Reviews
of "Beautiful"
"Almost 40 now, Ms. Cho was less strident, less out to shock for the sake of it, and more outwardly happy than in the past....She was most at home when engaging the body, especially from the angle of identity politics...Ms. Cho seemed more comfortable in her skin than ever."
Dallas Morning News
"Some of the biggest laughs were unprintably raunchy (but none the less hysterical)."
Star-Telegram
Cho laid her dirty comedy on thick at the Orpheum Saturday night, and the near-capacity crowd ate it up. Cho was larger than life on the video screen above her - all the better to see her masterful facial expressions. She can contort her eyes, her mouth, even her nose into the funniest positions, whether she's imitating her mother imitating Julia Child or reenacting her horrified self..."
The Boston Globe
"...her latest tour, Beautiful, which on April 4 saw Cho return to the more honest and personal material that marked her earlier years....Cho seems to have re-embraced the best of what made her big in the first place."
Eye Weekly
"The sex-capade, and a subsequent tangent on pop culture divas...went over well with the packed audience, who was hooting and hollering its collective approval. Her political jabs, peppered throughout the show, were among her best and the show one of her consistently funniest."
Bay Windows
"Of course, it wasn't her beauty or lessons of being beautiful that captured the audience's attention of a nearly sold-out theater. It was her comical anecdotes on political issues such as Iraq, sex scandals, prostitution and immigration that induced the entire laugh-filled evening."
The Rebel Yell
"In a way, Beautiful is a return to I'm the One That I Want,
the hit 1999 tour that marked her comeback from the failure of her sitcom,
All-American Girl.....She
made me uncomfortable, but she also got my attention. That's why Margaret
Cho is so necessary. The sharpest comedy shows you the boundaries of your
own tolerance, and pushes them.
After Ellen
Reviews of "The Sensuous Woman"
"While Cho’s ostensible message is a celebration of difference, you don’t feel hit over the head with this lesson—diversity is simply on display. “Funny” is the bottom line. There’s scarcely an act that isn’t as laugh-provoking as it is outré."
Timeout New York
"Margaret Cho’s burlesque-cum-variety act is worth every hoot and catcall, not only for her zinger-filled standup, but for the freewheeling sexual demagoguery of the whole enterprise."
NY Press
"Cho sparkles when she's alone on stage, providing her typically fierce observations about celebrities (Britney Spears gets a thumping), gay men and her own sex life. She looks more at home here than she ever has on stage..."

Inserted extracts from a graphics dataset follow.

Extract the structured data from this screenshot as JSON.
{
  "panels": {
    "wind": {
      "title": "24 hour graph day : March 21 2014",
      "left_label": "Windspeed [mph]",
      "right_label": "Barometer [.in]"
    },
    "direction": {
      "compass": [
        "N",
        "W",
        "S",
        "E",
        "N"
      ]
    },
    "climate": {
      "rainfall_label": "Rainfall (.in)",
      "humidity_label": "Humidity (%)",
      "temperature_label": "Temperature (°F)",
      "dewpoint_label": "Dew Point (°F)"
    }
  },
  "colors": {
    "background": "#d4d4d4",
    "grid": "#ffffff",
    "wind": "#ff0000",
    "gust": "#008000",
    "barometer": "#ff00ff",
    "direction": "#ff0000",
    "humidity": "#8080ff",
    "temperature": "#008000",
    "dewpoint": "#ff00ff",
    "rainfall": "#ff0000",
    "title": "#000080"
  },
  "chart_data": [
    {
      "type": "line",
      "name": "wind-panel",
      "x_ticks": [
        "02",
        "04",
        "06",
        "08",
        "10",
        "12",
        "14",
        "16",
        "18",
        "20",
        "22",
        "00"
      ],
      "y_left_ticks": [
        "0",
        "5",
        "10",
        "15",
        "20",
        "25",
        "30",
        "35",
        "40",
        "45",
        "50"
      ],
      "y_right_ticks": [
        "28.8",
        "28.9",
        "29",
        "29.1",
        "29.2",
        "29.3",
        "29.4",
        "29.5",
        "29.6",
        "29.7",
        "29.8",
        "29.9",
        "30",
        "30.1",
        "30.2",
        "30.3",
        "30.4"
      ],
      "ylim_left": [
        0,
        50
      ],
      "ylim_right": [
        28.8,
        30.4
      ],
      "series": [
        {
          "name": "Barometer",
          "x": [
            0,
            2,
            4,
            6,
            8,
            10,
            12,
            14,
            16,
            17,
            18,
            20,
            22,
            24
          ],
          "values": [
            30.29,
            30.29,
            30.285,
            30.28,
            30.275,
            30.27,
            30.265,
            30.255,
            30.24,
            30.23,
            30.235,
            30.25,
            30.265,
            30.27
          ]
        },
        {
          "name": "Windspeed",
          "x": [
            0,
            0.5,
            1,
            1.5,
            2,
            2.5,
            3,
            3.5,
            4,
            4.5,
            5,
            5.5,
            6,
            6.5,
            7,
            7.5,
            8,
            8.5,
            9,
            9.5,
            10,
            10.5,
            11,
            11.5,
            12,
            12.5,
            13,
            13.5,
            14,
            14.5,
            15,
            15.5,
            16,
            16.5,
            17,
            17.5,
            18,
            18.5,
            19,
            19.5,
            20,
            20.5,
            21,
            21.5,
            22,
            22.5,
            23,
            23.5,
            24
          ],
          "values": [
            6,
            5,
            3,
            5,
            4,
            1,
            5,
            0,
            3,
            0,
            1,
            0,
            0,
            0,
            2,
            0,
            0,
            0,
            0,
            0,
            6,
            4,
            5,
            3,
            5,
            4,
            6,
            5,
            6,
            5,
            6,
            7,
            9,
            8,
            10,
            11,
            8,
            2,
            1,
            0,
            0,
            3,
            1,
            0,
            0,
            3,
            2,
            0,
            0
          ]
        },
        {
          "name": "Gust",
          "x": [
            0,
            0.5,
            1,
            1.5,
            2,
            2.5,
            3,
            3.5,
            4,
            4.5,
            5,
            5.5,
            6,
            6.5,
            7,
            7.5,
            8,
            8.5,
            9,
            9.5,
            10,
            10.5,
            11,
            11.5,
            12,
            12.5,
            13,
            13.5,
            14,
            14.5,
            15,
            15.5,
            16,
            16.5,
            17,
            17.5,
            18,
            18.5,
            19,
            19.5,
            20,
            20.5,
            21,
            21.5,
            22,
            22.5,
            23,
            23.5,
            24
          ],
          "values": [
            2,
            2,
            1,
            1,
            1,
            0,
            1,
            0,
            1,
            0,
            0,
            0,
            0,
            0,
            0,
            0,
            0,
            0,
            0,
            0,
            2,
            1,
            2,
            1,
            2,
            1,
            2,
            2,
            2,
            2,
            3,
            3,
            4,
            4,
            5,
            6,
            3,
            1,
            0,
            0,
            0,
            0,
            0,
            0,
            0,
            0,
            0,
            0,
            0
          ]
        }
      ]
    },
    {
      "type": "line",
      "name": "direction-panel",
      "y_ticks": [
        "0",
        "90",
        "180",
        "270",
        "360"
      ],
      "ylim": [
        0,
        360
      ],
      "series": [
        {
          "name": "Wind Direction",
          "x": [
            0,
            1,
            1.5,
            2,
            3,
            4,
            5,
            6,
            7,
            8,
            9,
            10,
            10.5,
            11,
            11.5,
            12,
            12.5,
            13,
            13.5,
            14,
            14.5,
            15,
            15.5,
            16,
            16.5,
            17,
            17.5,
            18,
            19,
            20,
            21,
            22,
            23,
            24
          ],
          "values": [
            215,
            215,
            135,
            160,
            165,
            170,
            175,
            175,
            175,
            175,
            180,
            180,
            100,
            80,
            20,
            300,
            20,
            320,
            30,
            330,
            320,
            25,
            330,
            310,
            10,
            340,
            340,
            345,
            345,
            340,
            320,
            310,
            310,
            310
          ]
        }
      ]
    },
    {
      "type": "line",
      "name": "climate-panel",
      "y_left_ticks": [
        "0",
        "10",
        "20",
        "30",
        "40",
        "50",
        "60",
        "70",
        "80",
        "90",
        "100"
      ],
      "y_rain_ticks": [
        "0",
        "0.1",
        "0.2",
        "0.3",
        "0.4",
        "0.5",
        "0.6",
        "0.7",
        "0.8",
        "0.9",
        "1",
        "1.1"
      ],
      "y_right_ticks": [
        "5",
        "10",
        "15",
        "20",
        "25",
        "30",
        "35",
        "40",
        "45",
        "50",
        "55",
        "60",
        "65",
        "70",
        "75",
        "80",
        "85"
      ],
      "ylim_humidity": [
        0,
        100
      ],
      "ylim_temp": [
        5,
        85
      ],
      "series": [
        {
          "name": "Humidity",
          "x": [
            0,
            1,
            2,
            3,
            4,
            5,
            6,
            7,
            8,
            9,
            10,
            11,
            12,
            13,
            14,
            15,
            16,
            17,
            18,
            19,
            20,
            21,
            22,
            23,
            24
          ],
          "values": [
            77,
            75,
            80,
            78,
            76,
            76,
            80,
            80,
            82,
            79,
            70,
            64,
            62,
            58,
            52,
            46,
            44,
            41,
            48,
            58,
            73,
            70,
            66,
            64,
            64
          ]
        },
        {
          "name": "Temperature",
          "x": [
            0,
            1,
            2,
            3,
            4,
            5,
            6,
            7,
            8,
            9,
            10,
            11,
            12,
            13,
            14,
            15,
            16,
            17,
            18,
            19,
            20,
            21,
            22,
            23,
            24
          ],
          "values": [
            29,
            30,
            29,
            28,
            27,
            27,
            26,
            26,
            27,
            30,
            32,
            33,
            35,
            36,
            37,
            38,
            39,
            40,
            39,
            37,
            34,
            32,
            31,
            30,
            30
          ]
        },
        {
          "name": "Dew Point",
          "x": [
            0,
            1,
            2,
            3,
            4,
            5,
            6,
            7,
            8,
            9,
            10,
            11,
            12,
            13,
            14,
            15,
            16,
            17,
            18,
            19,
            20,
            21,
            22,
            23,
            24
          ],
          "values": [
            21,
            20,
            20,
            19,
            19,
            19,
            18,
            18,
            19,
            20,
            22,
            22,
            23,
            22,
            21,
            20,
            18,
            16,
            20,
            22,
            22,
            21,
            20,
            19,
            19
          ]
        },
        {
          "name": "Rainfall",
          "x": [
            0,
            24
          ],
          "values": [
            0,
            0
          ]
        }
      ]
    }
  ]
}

International Herald Tribune (AP)
"Ms. Cho has become a beloved figure in the gay world for her down-and-dirty comic style, and her resplendently nasty opening monologue will not disappoint fans."
New York Times
"Cho stars in several of the more risqué segments, as well as regaling the crowd with hilarious, politically inflected stand-up that promotes the idea that bodies of all shapes and sizes are beautiful."
Theater Mania
"Giddy, gaudy and quite gay, this raunchy variety show sparkles whenever headliner Margaret Cho is front and center, alternating her standup gab with outre versions of classic striptease routines."
Variety
"When Cho flashes that sunny grin after a self-abasing joke about oral sex, say, it plays as an ironic gloss, a feint to smooth over any awkwardness, which somehow only makes it funnier."
Newsday
"Unashamed, unabashed, and most importantly undieted, she uses her dance to once and for all assume public control over the image that once cost her both her health and her mid-1990s sitcom All American Girl, and one can’t help but be inspired by the personal liberty she’s developed and displays so willingly."